Many of the College’s undergraduates are transfer students.
“I initially started at the UA in journalism,” said Brian Winkler, of Columbus, Ohio, who transferred from Pima Community College. “I’ve always enjoyed writing. But as time wore on, I frequently put off schoolwork for projects I was working on, tinkering with and building small electric devices. I realized that while I really enjoyed writing, I truly loved designing and building things. That’s when I made the switch to electrical and computer engineering, and not a day goes by where I question or regret it.”
Winkler writes a weekly column, “Tech Corner” for the Arizona Daily Wildcat student newspaper.
Ghazal Moghaddami and her mother, Neda Ahmadi, transferred from engineering programs at Wichita State University to join Ghazal’s father, a nurse practitioner, in Tucson.
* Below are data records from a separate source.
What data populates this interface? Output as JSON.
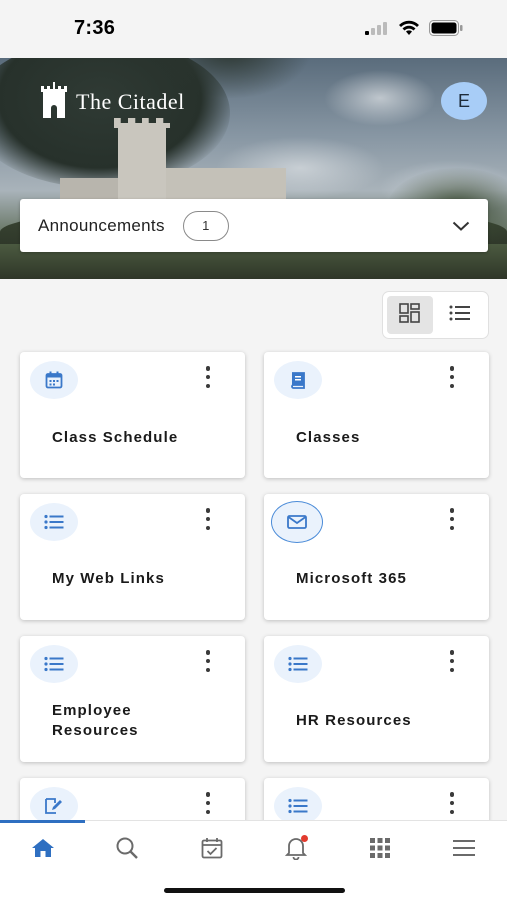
{
  "status_bar": {
    "time": "7:36"
  },
  "header": {
    "brand": "The Citadel",
    "avatar_initial": "E"
  },
  "announcements": {
    "label": "Announcements",
    "count": "1"
  },
  "view_toggle": {
    "selected": "grid"
  },
  "cards": [
    {
      "title": "Class Schedule",
      "icon": "calendar-icon"
    },
    {
      "title": "Classes",
      "icon": "book-icon"
    },
    {
      "title": "My Web Links",
      "icon": "list-icon"
    },
    {
      "title": "Microsoft 365",
      "icon": "mail-icon"
    },
    {
      "title": "Employee Resources",
      "icon": "list-icon"
    },
    {
      "title": "HR Resources",
      "icon": "list-icon"
    },
    {
      "title": "",
      "icon": "edit-document-icon"
    },
    {
      "title": "",
      "icon": "list-icon"
    }
  ],
  "bottom_nav": {
    "items": [
      "home-icon",
      "search-icon",
      "calendar-check-icon",
      "bell-icon",
      "apps-grid-icon",
      "menu-icon"
    ],
    "active": "home-icon"
  },
  "colors": {
    "accent": "#2e6fc1",
    "icon_blue": "#3a78c9",
    "avatar_bg": "#a8cdf7",
    "notification": "#e23b2e"
  }
}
Ghazal is a junior in biomedical engineering who tutors middle-school youth in her spare time. Her mother taught public school in Iran for more than 20 years before starting Wichita State’s program in mechanical engineering in 2013 to pursue a lifelong interest in computer programming and mathematics. She is now a UA junior in mechanical engineering.
The pair shares some of the same classes, like Introductory Computer Programming. “We go to class together, talk about it and help each other out,” Ghazal said. “In class, we feel more like friends and classmates than mother and daughter.”
“Not many people experience going to school with their daughter,” Ahmadi said. “I'm loving every second of it.”